Gene-edited calf may reduce reliance on antimicrobials against cattle disease

Geitner Simmons, Nebraska Institute of Agriculture and Natural Resources

January 8, 2024

Brian Vander Ley, associate professor in the University of Nebraska–Lincoln’s School of Veterinary Medicine and Biomedical Sciences, works with Ginger, a Gir cow gene-edited with resistance to bovine viral diarrhea virus. Photo by Craig Chandler, University of Nebraska Communication and Marketing.

Cattle worldwide face major health threats from a highly infectious viral disease that decades of vaccinations and other precautions have failed to contain. Federal, private-sector and Nebraska Husker scientists are collaborating on a new line of defense, by producing a gene-edited calf resistant to the virus.

If follow-up research confirms its efficacy, the gene-editing approach offers long-term potential to reduce antimicrobial and antibiotic use in the cattle industry.

The bovine viral diarrhea virus devastates the bovine immune system and can cause severe respiratory and intestinal harm to infected beef and dairy cattle, said veterinary epidemiologist Brian Vander Ley, an associate professor in the University of Nebraska–Lincoln’s School of Veterinary Medicine and Biomedical Sciences.

In utero calves are especially vulnerable to infection.

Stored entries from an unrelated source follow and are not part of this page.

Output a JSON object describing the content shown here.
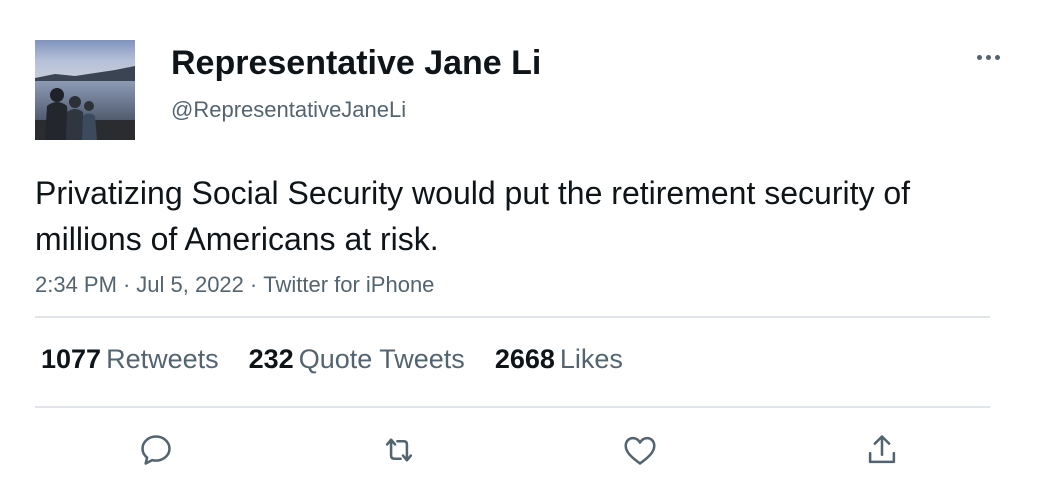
{
  "author": {
    "display_name": "Representative Jane Li",
    "handle": "@RepresentativeJaneLi",
    "avatar_icon": "profile-photo-family-lakeside"
  },
  "tweet": {
    "text": "Privatizing Social Security would put the retirement security of millions of Americans at risk.",
    "time": "2:34 PM",
    "date": "Jul 5, 2022",
    "source": "Twitter for iPhone",
    "separator": "·"
  },
  "stats": {
    "retweets_count": "1077",
    "retweets_label": "Retweets",
    "quotes_count": "232",
    "quotes_label": "Quote Tweets",
    "likes_count": "2668",
    "likes_label": "Likes"
  },
  "actions": {
    "reply_icon": "reply-icon",
    "retweet_icon": "retweet-icon",
    "like_icon": "heart-icon",
    "share_icon": "share-icon",
    "more_icon": "more-horizontal-icon"
  },
  "colors": {
    "text_primary": "#0f1419",
    "text_secondary": "#536471",
    "divider": "#e1e5e9"
  }
}
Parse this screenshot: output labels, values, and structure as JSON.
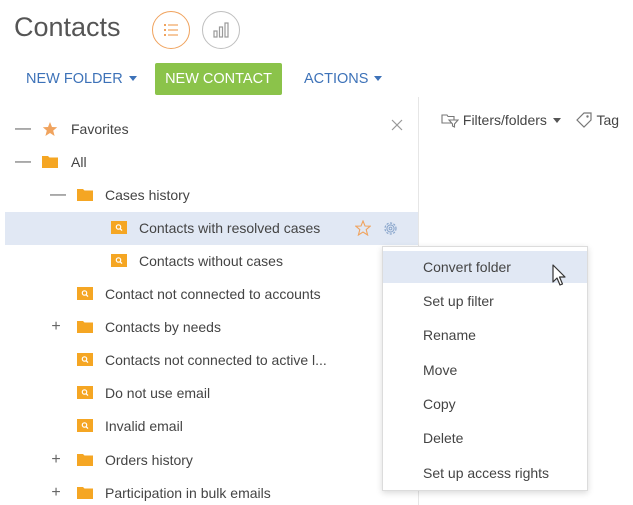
{
  "page": {
    "title": "Contacts"
  },
  "toolbar": {
    "new_folder_label": "NEW FOLDER",
    "new_contact_label": "NEW CONTACT",
    "actions_label": "ACTIONS"
  },
  "view_toggle": {
    "list_icon": "list-icon",
    "chart_icon": "analytics-icon"
  },
  "colors": {
    "accent_green": "#8bc34a",
    "link_blue": "#3d72b8",
    "folder_orange": "#f5a623",
    "star_orange": "#f0a35e",
    "selected_bg": "#e1e8f4"
  },
  "folder_tree": {
    "items": [
      {
        "label": "Favorites",
        "expander": "—",
        "icon": "star-icon"
      },
      {
        "label": "All",
        "expander": "—",
        "icon": "folder-icon"
      },
      {
        "label": "Cases history",
        "expander": "—",
        "icon": "folder-icon"
      },
      {
        "label": "Contacts with resolved cases",
        "expander": "",
        "icon": "search-folder-icon",
        "selected": true
      },
      {
        "label": "Contacts without cases",
        "expander": "",
        "icon": "search-folder-icon"
      },
      {
        "label": "Contact not connected to accounts",
        "expander": "",
        "icon": "search-folder-icon"
      },
      {
        "label": "Contacts by needs",
        "expander": "+",
        "icon": "folder-icon"
      },
      {
        "label": "Contacts not connected to active l...",
        "expander": "",
        "icon": "search-folder-icon"
      },
      {
        "label": "Do not use email",
        "expander": "",
        "icon": "search-folder-icon"
      },
      {
        "label": "Invalid email",
        "expander": "",
        "icon": "search-folder-icon"
      },
      {
        "label": "Orders history",
        "expander": "+",
        "icon": "folder-icon"
      },
      {
        "label": "Participation in bulk emails",
        "expander": "+",
        "icon": "folder-icon"
      }
    ]
  },
  "filter_bar": {
    "filters_label": "Filters/folders",
    "tag_label": "Tag"
  },
  "context_menu": {
    "items": [
      {
        "label": "Convert folder",
        "hover": true
      },
      {
        "label": "Set up filter"
      },
      {
        "label": "Rename"
      },
      {
        "label": "Move"
      },
      {
        "label": "Copy"
      },
      {
        "label": "Delete"
      },
      {
        "label": "Set up access rights"
      }
    ]
  }
}
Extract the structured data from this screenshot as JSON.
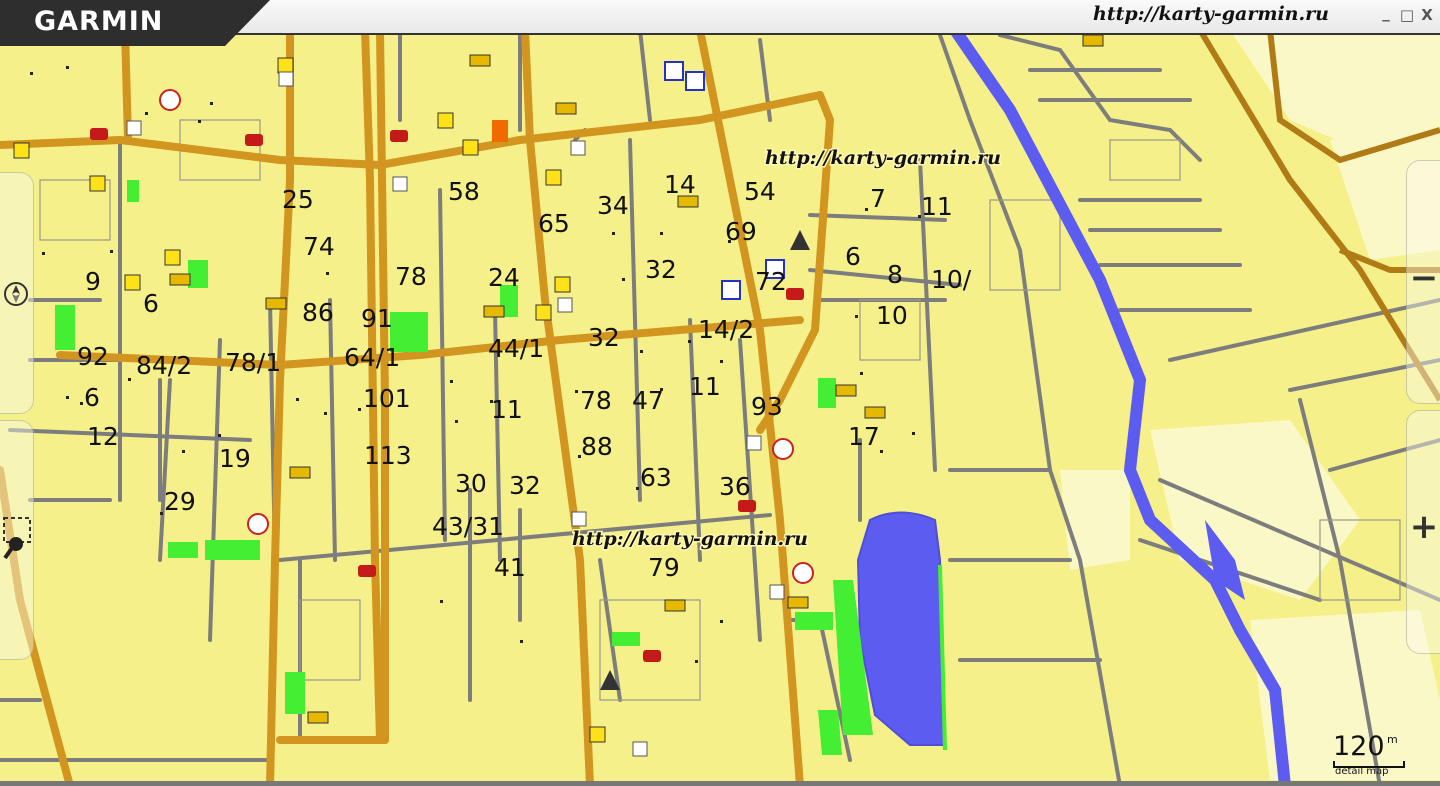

If they survive, they can remain infected for life, repeatedly spreading the virus to other cattle.

“They show up as normal cattle but really, they’re shedding a tremendous amount of virus. They’re the ‘Typhoid Marys’ of BVDV spread,” said Vander Ley, assistant director of UNL’s Great Plains Veterinary Educational Center in Clay Center.

The cattle industry has vaccinated against the disease since the 1960s, but “the highly mutable nature of BVDV and the emergence of highly virulent strains of BVDV contribute to limited success of present control programs,” the Academy of Veterinary Consultants has stated.

Scientists identified the specific genetic structure associated with the disease earlier this century. A collaborative project involving scientists with the USDA’s Agricultural Research Service and Acceligen, a Minnesota-based private company, used gene editing to change the small number of amino acids that lead to BVDV vulnerability, while keeping the rest of the protein, CD46, unchanged.

“Our objective was to use gene-editing technology to slightly alter CD46 so it wouldn’t bind the virus yet would retain all its normal bovine functions,” said Aspen Workman, a scientist with ARS’ U.S. Meat Animal Research Center in Clay Center, Nebraska.

A gene-edited calf, named Ginger, was born on July 19, 2021, and transported to UNL a week later for close monitoring by Vander Ley. Throughout, Ginger has remained a “bright, healthy calf,” normal both physically and behaviorally, which included a week with a BVDV-infected dairy calf that was shedding the virus in great volume.

The research findings were published online May 9 by the PNAS Nexusopen-access journal, a sibling publication to the Proceedings of the National Academy of Sciences. Workman is lead author.

Ginger is a Gir, a tropically adapted cattle breed used to develop Brahman cattle in North America. Follow-up research will require experimental replication in other cattle breeds. Ginger also will be monitored through pregnancy if it occurs.

If the gene-editing approach proves viable, it could potentially reduce the cattle sector’s use of antimicrobials, Vander Ley said.

“The most successful version of the future that I can see is one where we don’t have to deal with antimicrobial resistance because we just don’t use that many antimicrobials,” he said. “That’s better for everyone. That means that we have eliminated the cause of a lot of the antimicrobial use, and we’ve eliminated that expense for livestock producers.”

Michael Heaton, a USMARC researcher for the BVDV project, concurred. This line of research “represents another opportunity to lessen the need for antibiotics in agriculture,” he said.

In addition to Vander Ley, Workman and Heaton, other study coauthors are Erin E. Jobman, Great Plains Veterinary Educational Center; Gregory P. Harhay, USMARC; private-sector scientists Tad S. Sonstegard, Dennis A. Webster, Luke Sherry, Sabreena Larson, Daniel F. Carlson and Jonathan Bostrom; and Theodore S. Kalbfleisch with the University of Kentucky.